Westover was born into a survivalist family who didn't believe in school or modern medicine. In fact, there were many serious accidents the family had over the years, and the major injuries were, for the most part, treated at home. Westover doesn't mince words describing the extent of the injuries, nor the abuse she suffered at the hands of her brother. On the few occasions she left the mountain, she saw what she was missing in the world, including getting an education. What transpires is Tara's amazing story of grit, determination, and family estrangement -- a story that would lead her to the world's finest schools to eventually obtain a PhD.

The most shocking sentences happen toward the end of Educated: "My family was splitting down the middle -- the three who had left the mountain, and the four who had stayed. The three with doctorates, and the four without high school diplomas." Westover has created a real page-turner here; as you read it, you have to keep reminding yourself that it's all true.


Monday, August 13, 2018

Gigged (Sarah Kessler)

Sarah Kessler’s Gigged is all about the changing job landscape and the rise of what is termed the “Gig Economy.” If you have utilized Uber, hired someone to do a task on Upworthy or Taskrabbit or employed a local pet sitter, chances are you have encountered someone who works (and lives) in a gig-based job. Kessler tackles the rise of the gig from a Silicon Valley and New York City dominant perspective and shares insights into the challenges and pitfalls it has on many workers throughout the country.

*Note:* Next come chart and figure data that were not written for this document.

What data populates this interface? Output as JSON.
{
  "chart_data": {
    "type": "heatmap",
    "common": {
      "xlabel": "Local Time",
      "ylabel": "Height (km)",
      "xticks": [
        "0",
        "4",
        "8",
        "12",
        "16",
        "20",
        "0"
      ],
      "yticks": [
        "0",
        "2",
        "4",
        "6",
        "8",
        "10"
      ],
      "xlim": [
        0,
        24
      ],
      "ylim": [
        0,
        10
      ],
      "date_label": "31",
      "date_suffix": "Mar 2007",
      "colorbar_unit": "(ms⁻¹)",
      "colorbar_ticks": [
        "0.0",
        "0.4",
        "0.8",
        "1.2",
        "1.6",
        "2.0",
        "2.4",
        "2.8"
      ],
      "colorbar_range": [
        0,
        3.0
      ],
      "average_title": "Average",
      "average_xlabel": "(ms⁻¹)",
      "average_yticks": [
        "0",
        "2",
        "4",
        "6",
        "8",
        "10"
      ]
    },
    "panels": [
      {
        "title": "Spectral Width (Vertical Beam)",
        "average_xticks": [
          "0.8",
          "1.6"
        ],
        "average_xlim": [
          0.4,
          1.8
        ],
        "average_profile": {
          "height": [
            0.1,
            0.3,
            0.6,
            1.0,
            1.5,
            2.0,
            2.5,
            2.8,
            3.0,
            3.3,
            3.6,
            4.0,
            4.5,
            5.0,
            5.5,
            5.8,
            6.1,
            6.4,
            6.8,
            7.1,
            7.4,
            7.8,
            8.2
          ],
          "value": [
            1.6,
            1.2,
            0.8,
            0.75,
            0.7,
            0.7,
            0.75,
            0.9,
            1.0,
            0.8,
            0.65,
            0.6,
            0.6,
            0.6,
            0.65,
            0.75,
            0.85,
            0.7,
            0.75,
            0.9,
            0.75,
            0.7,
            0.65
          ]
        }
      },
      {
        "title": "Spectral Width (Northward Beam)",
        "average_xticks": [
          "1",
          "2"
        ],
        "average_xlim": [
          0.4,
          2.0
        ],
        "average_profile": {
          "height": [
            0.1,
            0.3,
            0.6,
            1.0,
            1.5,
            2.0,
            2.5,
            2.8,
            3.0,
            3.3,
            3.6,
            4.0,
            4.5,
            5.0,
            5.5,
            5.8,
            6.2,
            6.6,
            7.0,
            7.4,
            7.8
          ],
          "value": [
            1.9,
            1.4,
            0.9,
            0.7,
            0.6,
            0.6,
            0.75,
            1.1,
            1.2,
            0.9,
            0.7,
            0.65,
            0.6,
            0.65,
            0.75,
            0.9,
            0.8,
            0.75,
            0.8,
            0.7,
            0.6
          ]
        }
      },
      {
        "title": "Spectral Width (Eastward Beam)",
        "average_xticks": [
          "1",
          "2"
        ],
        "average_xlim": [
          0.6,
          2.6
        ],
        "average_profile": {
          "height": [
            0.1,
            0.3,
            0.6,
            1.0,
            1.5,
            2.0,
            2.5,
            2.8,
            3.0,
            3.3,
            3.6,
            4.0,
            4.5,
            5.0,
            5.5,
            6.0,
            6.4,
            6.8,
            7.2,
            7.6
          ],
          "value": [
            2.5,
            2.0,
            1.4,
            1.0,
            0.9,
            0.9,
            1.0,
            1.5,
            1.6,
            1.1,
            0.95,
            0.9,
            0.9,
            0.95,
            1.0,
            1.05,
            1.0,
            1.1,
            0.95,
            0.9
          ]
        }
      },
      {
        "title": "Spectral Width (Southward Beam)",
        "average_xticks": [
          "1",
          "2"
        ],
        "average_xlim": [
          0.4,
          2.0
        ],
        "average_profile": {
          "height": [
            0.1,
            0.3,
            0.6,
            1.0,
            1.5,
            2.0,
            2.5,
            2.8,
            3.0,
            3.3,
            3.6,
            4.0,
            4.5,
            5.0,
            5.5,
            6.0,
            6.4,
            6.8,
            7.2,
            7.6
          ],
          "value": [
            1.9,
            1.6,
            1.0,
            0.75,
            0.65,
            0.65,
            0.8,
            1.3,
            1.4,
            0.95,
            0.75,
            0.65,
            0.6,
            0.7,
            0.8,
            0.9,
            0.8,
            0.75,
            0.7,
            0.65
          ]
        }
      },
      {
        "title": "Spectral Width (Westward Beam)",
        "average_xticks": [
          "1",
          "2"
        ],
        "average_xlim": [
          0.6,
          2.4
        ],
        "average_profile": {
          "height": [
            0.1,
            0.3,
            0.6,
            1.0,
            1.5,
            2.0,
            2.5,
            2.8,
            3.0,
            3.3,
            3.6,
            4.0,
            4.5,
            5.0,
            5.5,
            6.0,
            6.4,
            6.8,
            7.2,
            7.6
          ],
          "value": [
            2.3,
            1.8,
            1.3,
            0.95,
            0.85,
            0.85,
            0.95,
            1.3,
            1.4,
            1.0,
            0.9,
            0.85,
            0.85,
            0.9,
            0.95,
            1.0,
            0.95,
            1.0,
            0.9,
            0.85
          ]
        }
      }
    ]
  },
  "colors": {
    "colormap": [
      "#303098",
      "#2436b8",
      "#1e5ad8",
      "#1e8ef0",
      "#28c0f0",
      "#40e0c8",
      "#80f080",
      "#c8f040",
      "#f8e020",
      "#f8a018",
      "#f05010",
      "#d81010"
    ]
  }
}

Much of Gigged discusses the rise of several different organizations - Uber, Managed By Q, Taskrabbit, and Mechanical Turk - and the individuals that were contracted out by these companies or involved in their beginning. Each story uniquely captures the successes and failures of the gig world, showing how, for the few who made it work, there were many others who struggled or fell further behind in the rat race of the 21st Century economy. The stories largely center on big city America, venturing slightly into the heartland for one rural take. They also range from deep inside the company to the driver on the street - all showing the reality of many workers who are struggling to adjust to the changing employer-employee relationship.

Kessler employs a lot of political commentary. In today's charged political atmosphere, there were points that didn't seem beneficial regarding employment in the 21st Century. Some topics (such as the decline in union participation) were important to talk about. Personal opinions on politicians and weaving in the topic of privilege were not. Another missed opportunity was the gradual (and increasing) role that part-time work had in such sectors as retail and hospitality prior to the development of the gig economy. While Gigged provides a solid analysis of the rise of gig work and the struggles workers face, it missed the mark in a few key areas.


Wednesday, August 1, 2018

She Was the Quiet One (Michele Campbell)

I reviewed Michele Campbell's It's Always the Husband back in March and said that it is a top-notch mystery. In fact, it has quickly become one of my favorites to recommend as it definitely keeps you guessing throughout. I was excited to pick up Campbell's latest, She Was the Quiet One, and while I like her previous book slightly better, it is still a worthy read.

Twin sisters Rose and Bel Enright are as different as can be. Rose is studious and quiet, while Bel is much more extroverted. When they are sent by their grandmother to Odell, a prestigious boarding school, Rose takes to it immediately. Bel, on the other hand, gets in with the wrong crowd, and finds herself in increasingly dangerous situations. As we understand from the beginning, one of those situations is murder, but which side is Bel exactly on?

Campbell writes a pulse-pounding thriller here, and she kept me up long past my bedtime turning the pages. The ending was predictable and flat for me, but the ride was certainly a fun one to get to that point.